Another thing is that the endpoint is running and charging me while this happens, so thinking in download the result to S3 and getting it from there...but want to solve the monitor issue so I can understand how to improve this.

Thanks!

AmanSehgal · ‎08-31-2022

Could you please add the link from where you got the code? I think you forgot to add it.

Also could you please add some screenshots of what you can see and what you're trying to achieve?

alejandrofm · ‎09-01-2022

Sure! I'm using this example:

https://docs.databricks.com/dev-tools/python-sql-connector.html#language-SQL%C2%A0warehouse

Attached is the image of what I'm looking at. It was canceled by timeout, but can't find a way to know if my local connection is slow, databricks is slow, or the node is slow. Need to have a little more information to improve these queries.

thanks!!!

AmanSehgal · ‎09-01-2022

Icons in query history explained:

Blue dotted circle means query is running
Hourglass icon means the query is queued
Red square means the query faile
Green tick means the query execution was successful

When a query execution finishes, it'll either have a red square or a green tick. Click on your query to see the metrics that opens up on right side of your screen. In the IO section you'll see:

Rows returned
Rows read
Bytes read
Bytes read from cache
Bytes written

In your python code, when you call `cursor.fetchall()`, then you can check how many rows did you receive and map that to query history output.

result = cursor.fetchall()
print(len(result))

Also, once your query execution finishes, the warehouse will shut down after defined minutes of inactivity or you can shut it down manually.

alejandrofm · ‎09-01-2022

Yes, the query was successful, but I still don't have the data available (maybe is downloading), I need to know the size of the data being downloaded or the progress of that download.

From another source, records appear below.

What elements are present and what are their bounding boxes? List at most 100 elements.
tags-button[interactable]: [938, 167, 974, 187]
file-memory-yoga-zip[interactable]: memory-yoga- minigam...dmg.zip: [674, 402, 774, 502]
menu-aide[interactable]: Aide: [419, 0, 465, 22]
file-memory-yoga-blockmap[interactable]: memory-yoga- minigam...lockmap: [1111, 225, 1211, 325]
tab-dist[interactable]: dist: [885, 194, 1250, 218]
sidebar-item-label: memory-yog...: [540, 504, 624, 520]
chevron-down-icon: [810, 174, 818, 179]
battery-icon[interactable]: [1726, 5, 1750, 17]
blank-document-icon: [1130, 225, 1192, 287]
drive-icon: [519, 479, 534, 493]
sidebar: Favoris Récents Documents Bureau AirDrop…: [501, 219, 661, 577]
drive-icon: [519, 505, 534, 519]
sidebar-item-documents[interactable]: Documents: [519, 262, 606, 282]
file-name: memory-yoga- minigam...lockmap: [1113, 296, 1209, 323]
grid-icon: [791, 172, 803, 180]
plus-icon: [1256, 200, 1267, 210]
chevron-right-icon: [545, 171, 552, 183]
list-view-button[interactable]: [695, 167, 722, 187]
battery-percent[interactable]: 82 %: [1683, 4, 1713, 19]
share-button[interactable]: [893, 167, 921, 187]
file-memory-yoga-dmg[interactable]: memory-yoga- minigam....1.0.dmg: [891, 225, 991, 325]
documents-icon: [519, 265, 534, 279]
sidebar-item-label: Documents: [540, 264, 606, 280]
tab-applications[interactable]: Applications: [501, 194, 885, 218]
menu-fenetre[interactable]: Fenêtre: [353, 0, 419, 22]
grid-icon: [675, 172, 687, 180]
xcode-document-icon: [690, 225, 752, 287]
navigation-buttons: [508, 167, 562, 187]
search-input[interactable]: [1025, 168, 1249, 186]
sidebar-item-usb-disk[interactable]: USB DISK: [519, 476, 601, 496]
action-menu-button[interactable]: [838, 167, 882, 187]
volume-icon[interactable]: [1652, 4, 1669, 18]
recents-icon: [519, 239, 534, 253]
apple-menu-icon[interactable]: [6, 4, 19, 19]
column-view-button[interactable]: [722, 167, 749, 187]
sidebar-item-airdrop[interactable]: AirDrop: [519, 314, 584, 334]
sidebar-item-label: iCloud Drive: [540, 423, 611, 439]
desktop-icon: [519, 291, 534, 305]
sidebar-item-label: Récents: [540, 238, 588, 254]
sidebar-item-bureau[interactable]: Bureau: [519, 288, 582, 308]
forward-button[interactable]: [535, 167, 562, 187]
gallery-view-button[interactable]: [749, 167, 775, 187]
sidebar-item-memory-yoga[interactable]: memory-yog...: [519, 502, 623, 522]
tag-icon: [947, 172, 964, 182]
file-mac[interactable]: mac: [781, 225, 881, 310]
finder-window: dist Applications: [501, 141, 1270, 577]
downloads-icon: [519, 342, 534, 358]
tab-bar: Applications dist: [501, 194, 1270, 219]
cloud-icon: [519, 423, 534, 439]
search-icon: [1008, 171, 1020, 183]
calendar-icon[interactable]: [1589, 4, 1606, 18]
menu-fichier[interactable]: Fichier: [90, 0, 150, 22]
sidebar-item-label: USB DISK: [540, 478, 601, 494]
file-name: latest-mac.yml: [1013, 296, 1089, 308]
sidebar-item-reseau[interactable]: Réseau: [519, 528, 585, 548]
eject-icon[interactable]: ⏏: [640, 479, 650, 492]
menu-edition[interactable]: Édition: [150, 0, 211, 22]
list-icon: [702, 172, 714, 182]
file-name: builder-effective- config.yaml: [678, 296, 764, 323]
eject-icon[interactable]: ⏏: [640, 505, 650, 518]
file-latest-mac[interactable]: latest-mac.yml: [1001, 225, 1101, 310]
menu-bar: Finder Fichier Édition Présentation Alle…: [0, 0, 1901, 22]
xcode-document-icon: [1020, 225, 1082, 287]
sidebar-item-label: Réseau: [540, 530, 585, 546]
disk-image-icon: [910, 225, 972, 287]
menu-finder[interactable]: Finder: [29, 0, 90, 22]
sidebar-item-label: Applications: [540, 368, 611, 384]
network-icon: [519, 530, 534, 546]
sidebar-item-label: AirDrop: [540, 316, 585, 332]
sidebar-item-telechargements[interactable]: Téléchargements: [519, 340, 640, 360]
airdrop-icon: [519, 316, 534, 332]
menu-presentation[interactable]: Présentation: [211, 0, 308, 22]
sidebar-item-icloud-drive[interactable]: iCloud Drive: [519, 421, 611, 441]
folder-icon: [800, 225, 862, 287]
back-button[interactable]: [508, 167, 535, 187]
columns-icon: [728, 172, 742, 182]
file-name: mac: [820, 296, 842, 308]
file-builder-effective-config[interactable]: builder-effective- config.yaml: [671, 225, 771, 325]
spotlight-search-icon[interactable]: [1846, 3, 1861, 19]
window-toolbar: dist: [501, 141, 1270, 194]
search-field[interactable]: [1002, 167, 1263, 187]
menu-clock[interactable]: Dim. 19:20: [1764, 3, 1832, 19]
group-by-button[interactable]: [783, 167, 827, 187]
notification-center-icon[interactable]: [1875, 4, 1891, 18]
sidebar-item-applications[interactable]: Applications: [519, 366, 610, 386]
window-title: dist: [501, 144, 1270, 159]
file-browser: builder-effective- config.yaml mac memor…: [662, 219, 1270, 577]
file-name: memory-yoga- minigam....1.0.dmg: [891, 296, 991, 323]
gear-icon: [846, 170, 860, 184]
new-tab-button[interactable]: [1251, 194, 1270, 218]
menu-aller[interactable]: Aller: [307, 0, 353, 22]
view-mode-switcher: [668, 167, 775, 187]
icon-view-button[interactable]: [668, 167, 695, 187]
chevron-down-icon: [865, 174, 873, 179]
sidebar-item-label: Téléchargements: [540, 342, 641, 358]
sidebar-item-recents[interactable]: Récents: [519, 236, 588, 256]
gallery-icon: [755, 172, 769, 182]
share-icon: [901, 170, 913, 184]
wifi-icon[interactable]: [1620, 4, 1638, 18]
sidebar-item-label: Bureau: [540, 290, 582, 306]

Just tried increasing the capacity of the cluster x2 and x4, the speed of the "download" decreases, but I don't understand why. It makes no sense that with my home connection the size of the cluster affect the download speed (once the results are available).

Thanks!

AmanSehgal · ‎09-01-2022

Did you check the metrics on DB SQL as advised ? how much data or how many rows are you expecting?

alejandrofm · ‎09-01-2022

Sorry, didn't see the "expand" button. In that list of fields, should I look for "bytes written"?

And with print(len(result)) I'll know the size but once downloaded, I need to know how it goes, how many bytes I downloaded, and how many remaining...something like that so the user can know if need to cancel because it's trying to download 3Tb or it's downloading 200MB and is just a slow connection.

Thanks!

Vidula · ‎09-17-2022

Hi @Alejandro Martinez

Hope all is well! Just wanted to check in if you were able to resolve your issue and would you be happy to share the solution or mark an answer as best? Else please let us know if you need more help.

We'd love to hear from you.

Thanks!